Letter to the Editor: What publicity can do for Jewish students

The U.S. Department of Education’s Office of Civil Rights investigation into antisemitism at the University of Vermont has thrust Jewish students to the center of global attention. 

The rise in antisemitism on campus is part of a troubling national trend, and our beloved University is not immune to its dangers.

Many want to know in more detail what is happening on our campus. Jewish life, learning and connections to Israel are thriving at UVM, even though antisemitism exists here.

Hundreds of students celebrated Rosh Hashanah proudly and publicly in the Davis Center. Last week, students prepared Shabbat meal kits of kale and potatoes grown on our Hillel farm. Our students studied Jewish agrarian traditions and modern innovations alongside UVM faculty and Hillel educators while working to alleviate food insecurity. We have a full Birthright Israel trip this winter.

At the same time, Hillel is leading the coalition to help improve the campus climate for Jewish students so that this robust and flourishing Jewish life can thrive without fear of hatred or discrimination.

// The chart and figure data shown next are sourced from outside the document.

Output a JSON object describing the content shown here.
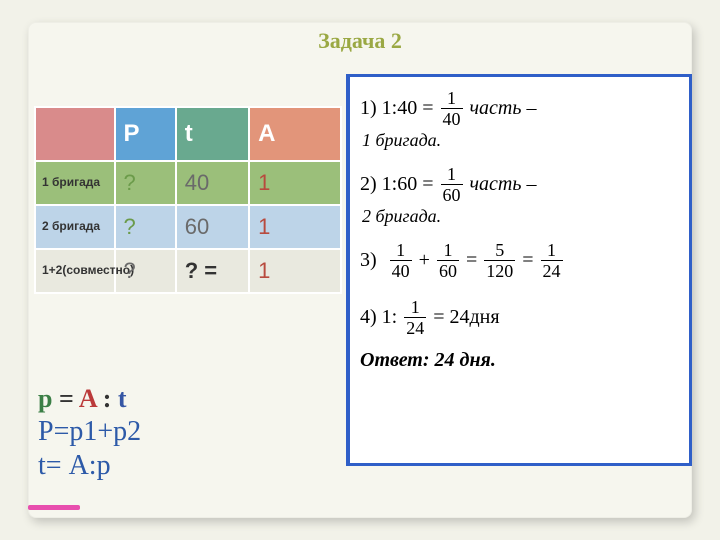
{
  "colors": {
    "page_bg": "#f2f2e9",
    "card_bg": "#f6f6ee",
    "title": "#9aa843",
    "table_border": "#ffffff",
    "th_rowhead_bg": "#d98b8b",
    "th_P_bg": "#5fa3d6",
    "th_t_bg": "#69a98f",
    "th_A_bg": "#e2957a",
    "row1_bg": "#9bbf7a",
    "row2_bg": "#bdd4e8",
    "row3_bg": "#e9e9df",
    "cell_gray_text": "#6a6a6a",
    "cell_dark_text": "#333333",
    "p_green": "#6b9b4a",
    "col_A_red": "#b84a3e",
    "formula_p": "#3b7f46",
    "formula_A": "#bb3a3a",
    "formula_t": "#3556a4",
    "formula_blue": "#2d5aa8",
    "solution_border": "#2f5fc8",
    "solution_bg": "#ffffff",
    "pink_bar": "#e84fae"
  },
  "title": "Задача 2",
  "table": {
    "columns": [
      "",
      "P",
      "t",
      "A"
    ],
    "col_widths": [
      "26%",
      "20%",
      "24%",
      "30%"
    ],
    "header_colors": [
      "th_rowhead_bg",
      "th_P_bg",
      "th_t_bg",
      "th_A_bg"
    ],
    "header_text_colors": [
      "#333333",
      "#ffffff",
      "#ffffff",
      "#ffffff"
    ],
    "rows": [
      {
        "label": "1 бригада",
        "bg": "row1_bg",
        "P": {
          "text": "?",
          "color": "p_green"
        },
        "t": {
          "text": "40",
          "color": "cell_gray_text"
        },
        "A": {
          "text": "1",
          "color": "col_A_red"
        }
      },
      {
        "label": "2 бригада",
        "bg": "row2_bg",
        "P": {
          "text": "?",
          "color": "p_green"
        },
        "t": {
          "text": "60",
          "color": "cell_gray_text"
        },
        "A": {
          "text": "1",
          "color": "col_A_red"
        }
      },
      {
        "label": "1+2(совместно)",
        "bg": "row3_bg",
        "P": {
          "text": "?",
          "color": "cell_gray_text"
        },
        "t": {
          "text": "? =",
          "color": "cell_dark_text",
          "bold": true
        },
        "A": {
          "text": "1",
          "color": "col_A_red"
        }
      }
    ]
  },
  "formulas": {
    "line1": {
      "parts": [
        {
          "text": "p",
          "color": "formula_p"
        },
        {
          "text": " = ",
          "color": "#333"
        },
        {
          "text": "A",
          "color": "formula_A"
        },
        {
          "text": " : ",
          "color": "#333"
        },
        {
          "text": "t",
          "color": "formula_t"
        }
      ]
    },
    "line2": {
      "text": "P=p1+p2",
      "color": "formula_blue"
    },
    "line3": {
      "text": "t= А:р",
      "color": "formula_blue"
    }
  },
  "solution": {
    "eq1": {
      "lead": "1) 1:40 =",
      "num": "1",
      "den": "40",
      "tail": "часть –"
    },
    "cap1": "1 бригада.",
    "eq2": {
      "lead": "2) 1:60 =",
      "num": "1",
      "den": "60",
      "tail": "часть –"
    },
    "cap2": "2 бригада.",
    "eq3": {
      "lead": "3)",
      "f1": {
        "num": "1",
        "den": "40"
      },
      "plus": "+",
      "f2": {
        "num": "1",
        "den": "60"
      },
      "eq": "=",
      "f3": {
        "num": "5",
        "den": "120"
      },
      "eq2": "=",
      "f4": {
        "num": "1",
        "den": "24"
      }
    },
    "eq4": {
      "lead": "4) 1:",
      "num": "1",
      "den": "24",
      "tail": "= 24дня"
    },
    "answer": "Ответ: 24 дня."
  },
  "pink_bar": true
}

Jewish students, friends, faculty, staff and allies recently shared important ideas about how to counter antisemitism at UVM listening sessions. These are just some of their recommendations:

  • When Jewish students report bias as antisemitism, universities and colleges must promptly and publicly condemn every incident, or else they will continue unabated.
  • There should be ongoing education for the campus community to better understand the intertwined complexity of Jewish identity, antisemitism and Israel.
  • Judaism is not just a faith-based religion. Students should be allowed to freely express identities based on religion, ethnicity, culture and a connection to Zionism or Israel without preconditions.
  • Discrimination impacts everyone with a historically marginalized identity—Jewish students should not be treated differently when they experience bias and harassment.

Publicity of antisemitism at UVM has helped students find their voices to speak out and stand up for their right to be Jewish without preconditions or needing to hide an integral part of their identity to be accepted by others.

We can and must listen to these voices and learn from them. The first step in countering antisemitism on campus is acknowledging the seriousness of the challenge. We invite the partnership of our campus community in ensuring UVM remains a place where Jewish students and all students feel welcome to live and learn safely.

Matt Vogel (he/him) has been the Executive Director of Hillel at UVM since 2013 and has spent his career supporting Jewish students on campus.